Answering the first question we adjust our apriori() function as follows:

rules_restaurants_rhs <-apriori(data=categories, parameter=list(supp=0.01,conf = 0.2), 
               appearance = list(default="lhs",rhs="Restaurants"),
               control = list(verbose=F))
rules_restaurants_rhs <-sort(rules_restaurants_rhs,decreasing=TRUE,by="confidence")
rules_restaurants_rhs_inspect <- inspect(rules_restaurants_rhs[1:5])
# 19 rules
lhs rhs support confidence lift
[1] {Sushi Bars} => {Restaurants} 0.0103388 1 3.078657
[2] {Japanese} => {Restaurants} 0.0109866 1 3.078657
[3] {Cafes} => {Restaurants} 0.0129818 1 3.078657
[4] {Chinese} => {Restaurants} 0.0211051 1 3.078657
[5] {Breakfast & Brunch} => {Restaurants} 0.0177366 1 3.078657

Likewise, we can set the left hand side to be “restaurants” and find its antecedents.

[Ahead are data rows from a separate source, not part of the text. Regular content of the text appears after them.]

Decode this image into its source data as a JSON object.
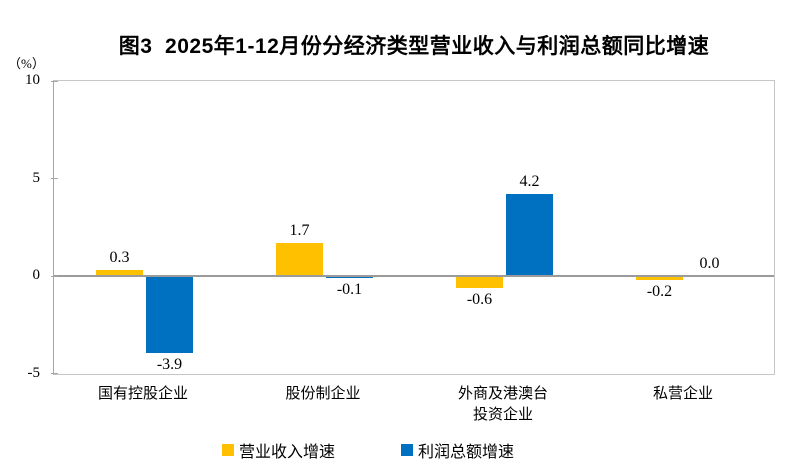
{
  "header": {
    "title": "图3  2025年1-12月份分经济类型营业收入与利润总额同比增速"
  },
  "colors": {
    "revenue_bar": "#FFC000",
    "profit_bar": "#0070C0",
    "zero_line": "#9B9B9B",
    "plot_border": "#C6C6C6"
  },
  "chart_data": {
    "type": "bar",
    "title": "图3  2025年1-12月份分经济类型营业收入与利润总额同比增速",
    "ylabel_unit": "（%）",
    "categories": [
      "国有控股企业",
      "股份制企业",
      "外商及港澳台\n投资企业",
      "私营企业"
    ],
    "series": [
      {
        "name": "营业收入增速",
        "color": "#FFC000",
        "values": [
          0.3,
          1.7,
          -0.6,
          -0.2
        ]
      },
      {
        "name": "利润总额增速",
        "color": "#0070C0",
        "values": [
          -3.9,
          -0.1,
          4.2,
          0.0
        ]
      }
    ],
    "ylim": [
      -5,
      10
    ],
    "yticks": [
      10,
      5,
      0,
      -5
    ],
    "grid": false,
    "value_labels": true,
    "value_label_decimals": 1,
    "legend_position": "bottom"
  }
}
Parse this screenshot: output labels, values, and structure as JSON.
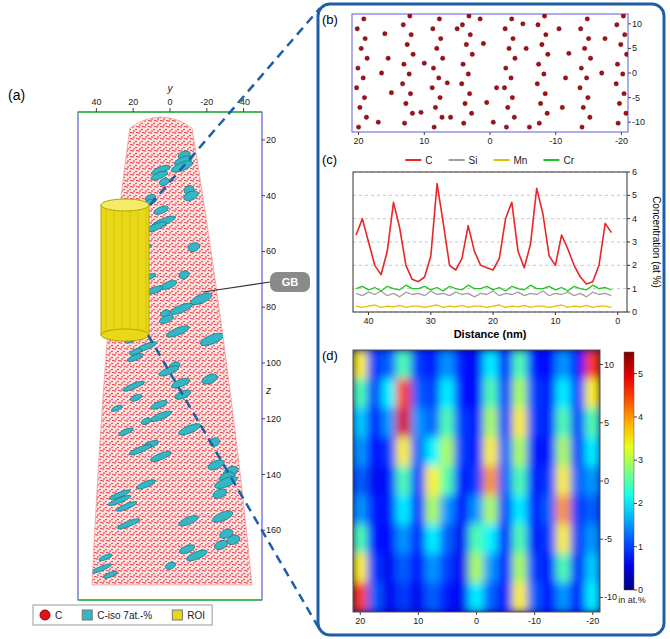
{
  "chart_data": [
    {
      "type": "reconstruction",
      "panel_label": "(a)",
      "x_label": "y",
      "xlim": [
        50,
        -50
      ],
      "xticks": [
        40,
        20,
        0,
        -20,
        -40
      ],
      "z_label": "z",
      "zlim": [
        10,
        185
      ],
      "zticks": [
        20,
        40,
        60,
        80,
        100,
        120,
        140,
        160
      ],
      "annotation": "GB",
      "series": [
        {
          "name": "C",
          "color": "#e0141e"
        },
        {
          "name": "C-iso 7at.-%",
          "color": "#35b6c4"
        },
        {
          "name": "ROI",
          "color": "#e9d81a"
        }
      ]
    },
    {
      "type": "scatter",
      "panel_label": "(b)",
      "color": "#a50f15",
      "marker": "circle",
      "xlim": [
        21,
        -21
      ],
      "ylim": [
        -12,
        12
      ],
      "xticks": [
        20,
        10,
        0,
        -10,
        -20
      ],
      "yticks": [
        -10,
        -5,
        0,
        5,
        10
      ],
      "x": [
        20,
        18.8,
        19.8,
        19.1,
        20.3,
        19.3,
        20.1,
        18.7,
        19.6,
        19,
        20.2,
        19.2,
        13,
        11.8,
        12.8,
        12.1,
        13.3,
        12.3,
        13.1,
        11.7,
        12.6,
        12,
        13.2,
        12.2,
        8.5,
        7.3,
        8.3,
        7.6,
        8.8,
        7.8,
        8.6,
        7.2,
        8.1,
        7.5,
        8.7,
        7.7,
        4,
        2.8,
        3.8,
        3.1,
        4.3,
        3.3,
        4.1,
        2.7,
        3.6,
        3,
        4.2,
        3.2,
        -2.5,
        -3.7,
        -2.7,
        -3.4,
        -2.2,
        -3.2,
        -2.4,
        -3.8,
        -2.9,
        -3.5,
        -2.3,
        -3.3,
        -7.5,
        -8.7,
        -7.7,
        -8.4,
        -7.2,
        -8.2,
        -7.4,
        -8.8,
        -7.9,
        -8.5,
        -7.3,
        -8.3,
        -14,
        -15.2,
        -14.2,
        -14.9,
        -13.7,
        -14.7,
        -13.9,
        -15.3,
        -14.4,
        -15,
        -13.8,
        -14.8,
        -19.5,
        -20.7,
        -19.7,
        -20.4,
        -19.2,
        -20.2,
        -19.4,
        -20.8,
        -19.9,
        -20.5,
        -19.3,
        -20.3,
        16,
        15,
        10,
        6,
        1,
        -1,
        -5,
        -11,
        -12,
        -17,
        17,
        5,
        15.5,
        10.5,
        0.5,
        -5.5,
        -11.5,
        -17.5,
        1.5,
        -0.5,
        6.5,
        -6,
        16.5,
        -10.5
      ],
      "y": [
        -11,
        -9,
        -7,
        -5,
        -3,
        -1,
        1,
        3,
        5,
        7,
        9,
        11,
        -10.2,
        -8.2,
        -6.2,
        -4.2,
        -2.2,
        -0.2,
        1.8,
        3.8,
        5.8,
        7.8,
        9.8,
        11.6,
        -11,
        -9,
        -7,
        -5,
        -3,
        -1,
        1,
        3,
        5,
        7,
        9,
        11,
        -10.2,
        -8.2,
        -6.2,
        -4.2,
        -2.2,
        -0.2,
        1.8,
        3.8,
        5.8,
        7.8,
        9.8,
        11.6,
        -11,
        -9,
        -7,
        -5,
        -3,
        -1,
        1,
        3,
        5,
        7,
        9,
        11,
        -10.2,
        -8.2,
        -6.2,
        -4.2,
        -2.2,
        -0.2,
        1.8,
        3.8,
        5.8,
        7.8,
        9.8,
        11.6,
        -11,
        -9,
        -7,
        -5,
        -3,
        -1,
        1,
        3,
        5,
        7,
        9,
        11,
        -10.2,
        -8.2,
        -6.2,
        -4.2,
        -2.2,
        -0.2,
        1.8,
        3.8,
        5.8,
        7.8,
        9.8,
        11.6,
        8,
        -4,
        2,
        -9,
        6,
        -3,
        10,
        -7,
        4,
        0,
        -10,
        9,
        3,
        -8,
        -6,
        5,
        -1,
        7,
        11,
        -10,
        -2,
        -11,
        0,
        9
      ]
    },
    {
      "type": "line",
      "panel_label": "(c)",
      "x_label": "Distance (nm)",
      "y_label": "Concentration (at %)",
      "xlim": [
        42.5,
        -1.5
      ],
      "xticks": [
        40,
        30,
        20,
        10,
        0
      ],
      "ylim": [
        0,
        6
      ],
      "yticks": [
        0,
        1,
        2,
        3,
        4,
        5,
        6
      ],
      "grid": true,
      "legend": "top",
      "x": [
        42,
        41,
        40,
        39,
        38,
        37,
        36,
        35,
        34,
        33,
        32,
        31,
        30,
        29,
        28,
        27,
        26,
        25,
        24,
        23,
        22,
        21,
        20,
        19,
        18,
        17,
        16,
        15,
        14,
        13,
        12,
        11,
        10,
        9,
        8,
        7,
        6,
        5,
        4,
        3,
        2,
        1
      ],
      "series": [
        {
          "name": "C",
          "color": "#e8262a",
          "values": [
            3.3,
            4.0,
            3.0,
            2.0,
            1.6,
            2.6,
            4.7,
            3.6,
            2.0,
            1.4,
            1.3,
            1.5,
            2.4,
            5.5,
            3.8,
            2.0,
            1.8,
            2.3,
            3.7,
            2.6,
            2.0,
            1.9,
            1.8,
            2.3,
            4.0,
            4.7,
            2.6,
            1.9,
            2.9,
            5.3,
            4.2,
            2.4,
            2.0,
            3.3,
            2.7,
            2.0,
            1.5,
            1.2,
            1.3,
            2.0,
            3.8,
            3.4
          ]
        },
        {
          "name": "Si",
          "color": "#a0a0a0",
          "values": [
            0.8,
            0.7,
            0.85,
            0.75,
            0.9,
            0.7,
            0.8,
            0.65,
            0.85,
            0.75,
            0.8,
            0.7,
            0.9,
            0.75,
            0.8,
            0.7,
            0.85,
            0.75,
            0.8,
            0.65,
            0.8,
            0.75,
            0.9,
            0.7,
            0.8,
            0.75,
            0.85,
            0.7,
            0.8,
            0.75,
            0.9,
            0.7,
            0.8,
            0.75,
            0.85,
            0.7,
            0.8,
            0.65,
            0.85,
            0.75,
            0.8,
            0.7
          ]
        },
        {
          "name": "Mn",
          "color": "#e0c000",
          "values": [
            0.25,
            0.2,
            0.25,
            0.3,
            0.2,
            0.25,
            0.22,
            0.28,
            0.2,
            0.25,
            0.25,
            0.2,
            0.25,
            0.3,
            0.2,
            0.25,
            0.22,
            0.28,
            0.2,
            0.25,
            0.25,
            0.2,
            0.25,
            0.3,
            0.2,
            0.25,
            0.22,
            0.28,
            0.2,
            0.25,
            0.25,
            0.2,
            0.25,
            0.3,
            0.2,
            0.25,
            0.22,
            0.28,
            0.2,
            0.25,
            0.25,
            0.2
          ]
        },
        {
          "name": "Cr",
          "color": "#22c422",
          "values": [
            1.0,
            1.1,
            0.95,
            1.05,
            0.9,
            1.1,
            1.0,
            0.95,
            1.15,
            1.0,
            1.0,
            1.1,
            0.95,
            1.05,
            0.9,
            1.1,
            1.0,
            0.95,
            1.15,
            1.0,
            1.0,
            1.1,
            0.95,
            1.05,
            0.9,
            1.1,
            1.0,
            0.95,
            1.15,
            1.0,
            1.0,
            1.1,
            0.95,
            1.05,
            0.9,
            1.1,
            1.0,
            0.95,
            1.15,
            1.0,
            1.05,
            0.95
          ]
        }
      ]
    },
    {
      "type": "heatmap",
      "panel_label": "(d)",
      "xlim": [
        21.25,
        -21.25
      ],
      "ylim": [
        -11.25,
        11.25
      ],
      "xticks": [
        20,
        10,
        0,
        -10,
        -20
      ],
      "yticks": [
        -10,
        -5,
        0,
        5,
        10
      ],
      "x": [
        20,
        17.5,
        15,
        12.5,
        10,
        7.5,
        5,
        2.5,
        0,
        -2.5,
        -5,
        -7.5,
        -10,
        -12.5,
        -15,
        -17.5,
        -20
      ],
      "y": [
        10,
        7.5,
        5,
        2.5,
        0,
        -2.5,
        -5,
        -7.5,
        -10
      ],
      "cells": [
        [
          3.5,
          1.0,
          1.2,
          2.5,
          1.0,
          0.8,
          1.5,
          0.8,
          0.6,
          2.0,
          0.8,
          2.5,
          0.8,
          0.7,
          1.5,
          0.8,
          4.5
        ],
        [
          2.5,
          1.0,
          2.0,
          4.5,
          1.2,
          1.0,
          2.0,
          0.8,
          0.7,
          2.5,
          1.0,
          3.0,
          1.0,
          0.8,
          2.0,
          1.0,
          3.5
        ],
        [
          1.8,
          0.8,
          1.5,
          5.0,
          1.5,
          1.2,
          2.5,
          1.0,
          0.8,
          3.0,
          1.0,
          3.5,
          1.0,
          0.8,
          2.5,
          1.0,
          2.5
        ],
        [
          1.5,
          0.7,
          1.0,
          3.5,
          1.2,
          2.0,
          3.0,
          1.0,
          0.8,
          3.5,
          1.2,
          3.0,
          0.8,
          0.8,
          3.0,
          1.0,
          2.0
        ],
        [
          1.2,
          0.6,
          0.8,
          2.5,
          1.0,
          3.5,
          2.5,
          0.8,
          1.0,
          4.0,
          1.2,
          2.5,
          0.8,
          1.0,
          3.5,
          1.2,
          1.5
        ],
        [
          1.5,
          0.8,
          0.8,
          2.0,
          0.8,
          3.0,
          1.5,
          0.7,
          1.5,
          3.0,
          1.0,
          2.0,
          0.8,
          1.2,
          4.0,
          1.0,
          1.2
        ],
        [
          2.5,
          0.8,
          0.7,
          1.5,
          0.8,
          2.0,
          1.2,
          0.6,
          2.5,
          2.0,
          0.8,
          2.5,
          0.8,
          1.0,
          3.5,
          1.0,
          1.5
        ],
        [
          3.5,
          1.0,
          0.6,
          1.2,
          0.7,
          1.5,
          1.0,
          0.6,
          3.0,
          1.5,
          0.8,
          3.0,
          1.0,
          0.8,
          2.5,
          0.8,
          1.8
        ],
        [
          4.5,
          1.2,
          0.6,
          1.0,
          0.6,
          1.2,
          0.8,
          0.6,
          2.0,
          1.2,
          0.8,
          3.5,
          1.2,
          0.7,
          1.5,
          0.7,
          2.0
        ]
      ],
      "color_range": [
        0,
        5.5
      ],
      "color_ticks": [
        0,
        1,
        2,
        3,
        4,
        5
      ],
      "color_label": "in at.%"
    }
  ]
}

We choose a confidence equal to 0.1.

rules_restaurants_lhs<-apriori(data=categories, parameter=list(supp=0.01,conf = 0.1,minlen=2), 
               appearance = list(default="rhs",lhs="Restaurants"),
               control = list(verbose=F))
rules_restaurants_lhs <-sort(rules_restaurants_lhs, decreasing=TRUE,by="confidence")
rules_restaurants_lhs_inspect <- inspect(rules_restaurants_lhs[1:4])
# Only 4 rules
lhs rhs support confidence lift
[1] {Restaurants} => {Fast Food} 0.0369372 0.1137170 3.078657
[2] {Restaurants} => {Pizza} 0.0344238 0.1059790 3.078657
[3] {Restaurants} => {Nightlife} 0.0328173 0.1010331 1.532672
[4] {Restaurants} => {Mexican} 0.0325841 0.1003151 3.078657

Last step, we can plot the rhs rules with the arulesViz package.

library(arulesViz)
plot(rules_restaurants_rhs,method="graph",interactive=FALSE,shading=NA)

# plot(rules_restaurants_rhs,method="graph",interactive=TRUE,shading=NA)

The interactive mode performs better but can not be displayed in knit mode.